When he was learning to drive, again, I couldn’t teach him
to do that. Thank God for our friend Di who gave him the best crash course for
want of a better word the day before his test. And Hub who paid for lessons for
him as he felt bad that he couldn’t take him out.
Some say it makes him a better person, more independent and
that is true, but sometimes we can get exhausted in life by having too many
lessons.
I have written before about how at school he was punished because
on the board in his class was his name saying it was his turn to bring in
biscuits. All the parents checked when
it was their turn. My son was three. It was nursery school. I asked the teachers
so many times to please just tell me? Or email me? No, they didn’t. so, because
of this, my Son was told off and forbidden from having his biscuit and juice
that day. He would come home and tell me and my heart would break for him. He was
tiny a baby. And as he got older, all the parents in the class on parent day
would be looking through their children’s work, my Son had to turn the pages
telling me of all his work. Bless him he used to take my finger and push it on
the paper. Some years later I asked him why he did that, he told me it was
because he thought I saw through my fingers. Teaching him to write? Oh, that was hell for
me. I mean, I knew what letters looked like, as I had sight, but none at that
point and now, so how does one do this? I used to have to tell him only by
saying things like for a capital A, a triangle with a stick through the middle.

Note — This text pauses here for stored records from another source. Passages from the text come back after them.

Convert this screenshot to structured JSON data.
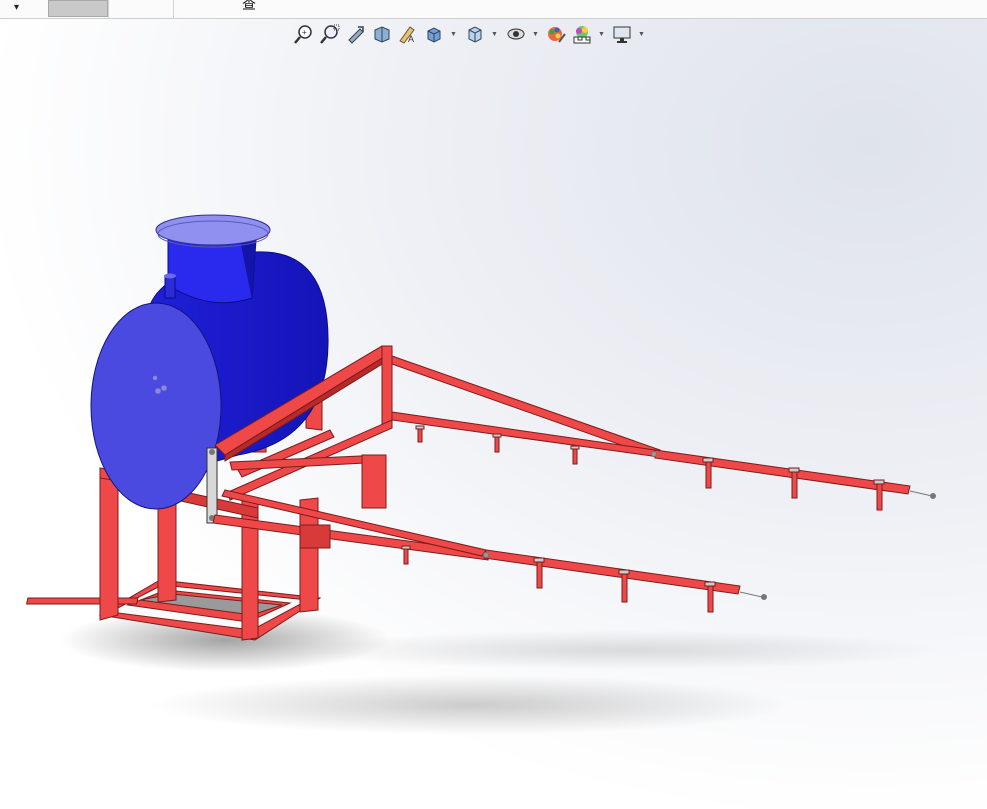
{
  "top_strip": {
    "dropdown_icon": "chevron-down-icon",
    "tab_glyph": "查"
  },
  "heads_up_toolbar": [
    {
      "name": "zoom-to-fit-icon"
    },
    {
      "name": "zoom-to-area-icon"
    },
    {
      "name": "previous-view-icon"
    },
    {
      "name": "section-view-icon"
    },
    {
      "name": "dynamic-annotation-views-icon"
    },
    {
      "name": "view-orientation-icon",
      "dropdown": true
    },
    {
      "name": "display-style-icon",
      "dropdown": true
    },
    {
      "name": "hide-show-items-icon",
      "dropdown": true
    },
    {
      "name": "edit-appearance-icon"
    },
    {
      "name": "apply-scene-icon",
      "dropdown": true
    },
    {
      "name": "view-settings-icon",
      "dropdown": true
    }
  ],
  "colors": {
    "tank": "#2a2ae6",
    "tank_face": "#4a4ae0",
    "lid": "#8f90f0",
    "frame": "#ee4848",
    "frame_dark": "#b82a2a"
  }
}
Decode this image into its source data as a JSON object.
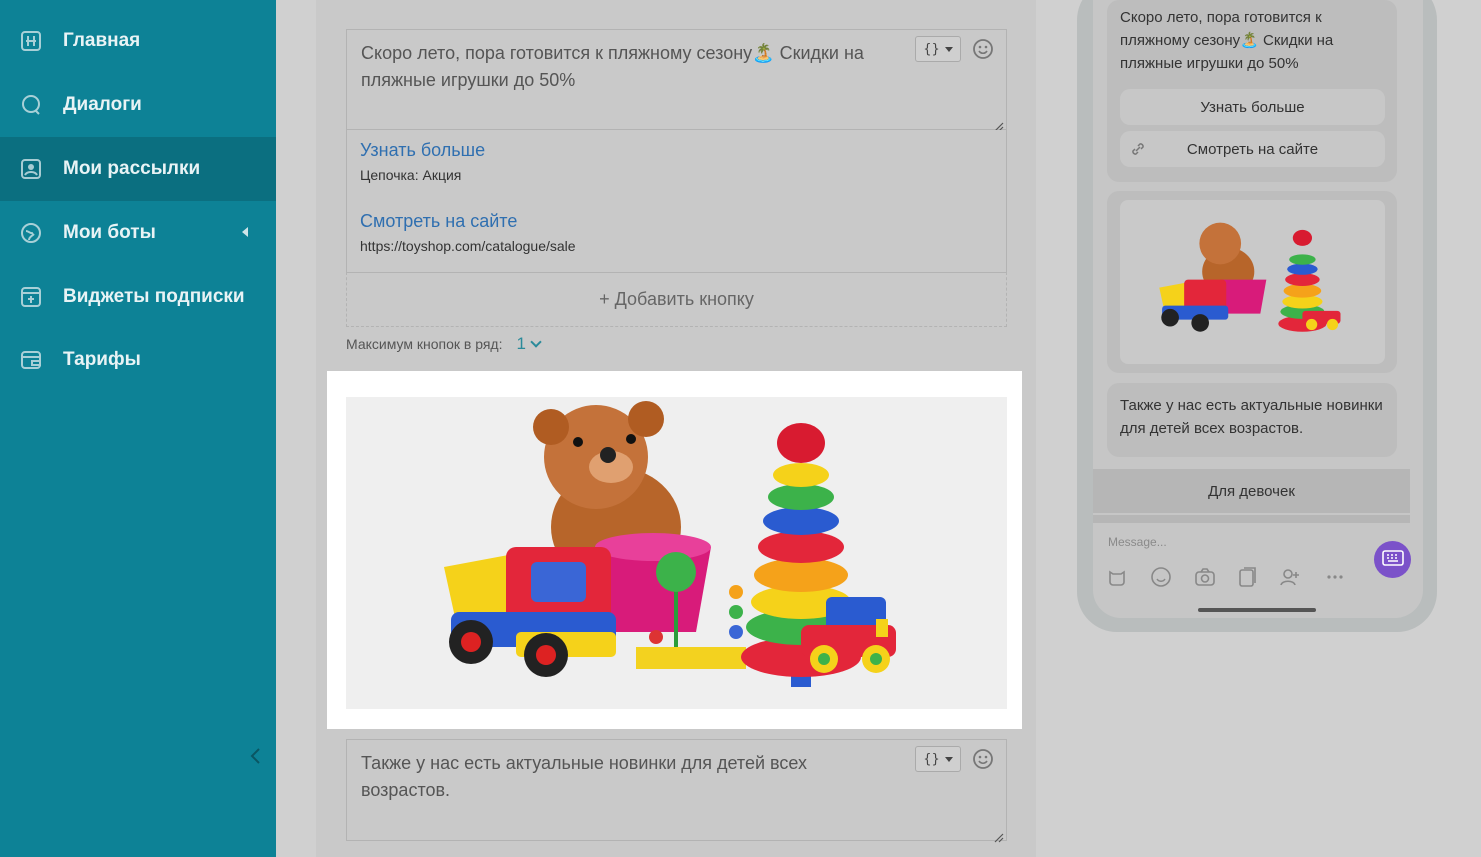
{
  "sidebar": {
    "items": [
      {
        "label": "Главная",
        "icon": "home-icon"
      },
      {
        "label": "Диалоги",
        "icon": "chat-icon"
      },
      {
        "label": "Мои рассылки",
        "icon": "mailing-icon"
      },
      {
        "label": "Мои боты",
        "icon": "bot-icon"
      },
      {
        "label": "Виджеты подписки",
        "icon": "widget-icon"
      },
      {
        "label": "Тарифы",
        "icon": "wallet-icon"
      }
    ],
    "active_index": 2
  },
  "editor": {
    "message1": "Скоро лето, пора готовится к пляжному сезону🏝️ Скидки на пляжные игрушки до 50%",
    "buttons": [
      {
        "title": "Узнать больше",
        "sub": "Цепочка: Акция"
      },
      {
        "title": "Смотреть на сайте",
        "sub": "https://toyshop.com/catalogue/sale"
      }
    ],
    "add_button": "+ Добавить кнопку",
    "max_buttons_label": "Максимум кнопок в ряд:",
    "max_buttons_value": "1",
    "variables_label": "{}",
    "message2": "Также у нас есть актуальные новинки для детей всех возрастов."
  },
  "preview": {
    "message1": "Скоро лето, пора готовится к пляжному сезону🏝️ Скидки на пляжные игрушки до 50%",
    "btn1": "Узнать больше",
    "btn2": "Смотреть на сайте",
    "message2": "Также у нас есть актуальные новинки для детей всех возрастов.",
    "keyboard_button": "Для девочек",
    "input_placeholder": "Message..."
  },
  "colors": {
    "sidebar": "#0d8296",
    "sidebar_active": "#0b6f80",
    "link": "#2f6fb0",
    "accent": "#7b52c9"
  }
}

Or, up down and across. I mean, how difficult and confusing must that have been
for a four-year-old? I so badly needed my Mum at that point to help, but sadly
long by then she was dancing with the angels.
And when he would come home from school and tell me he
needed to wear yellow the next day if he had nothing yellow? How where would I get
it? And he had to make a robot for the next day too. Just awful and it didn’t
help that the teachers were so very unhelpful or understanding. I pray it’s
changed now I know one friend who still has trouble even getting letters sent
to her via email. They still send out print to her about her daughter. I think
if you have a child who is blind then life is OK but for a parent who is blind,
horrid.
But we can love our children spend so much time with them
and even show them things in life that no other child may see because we as blind
people have learned that you need to live for today and appreciate everything
taking nothing for granted. Thankfully Hub and I have been able to do a lot for
our Son we are fortunate. But the simple things, sadly not. I just hope to
goodness that by the time our Grand children come along, there is a cure and no
such thing as blindness. Retinitis Pigmentosa has a lot of research going on
but it’s so very slow. They say it’s down to money, but is it all to do with
that? I just wish I knew of who is doing
the research and see how passionate they really are. I hope they are and I hope
one day my blogs are telling you just what I have seen that day and what I think
of it.
RP really does affect an immediate family. Our Son for sure.
Having said that, looking at his life and his girlfriends, he has had a much
more privileged life and her parents can see.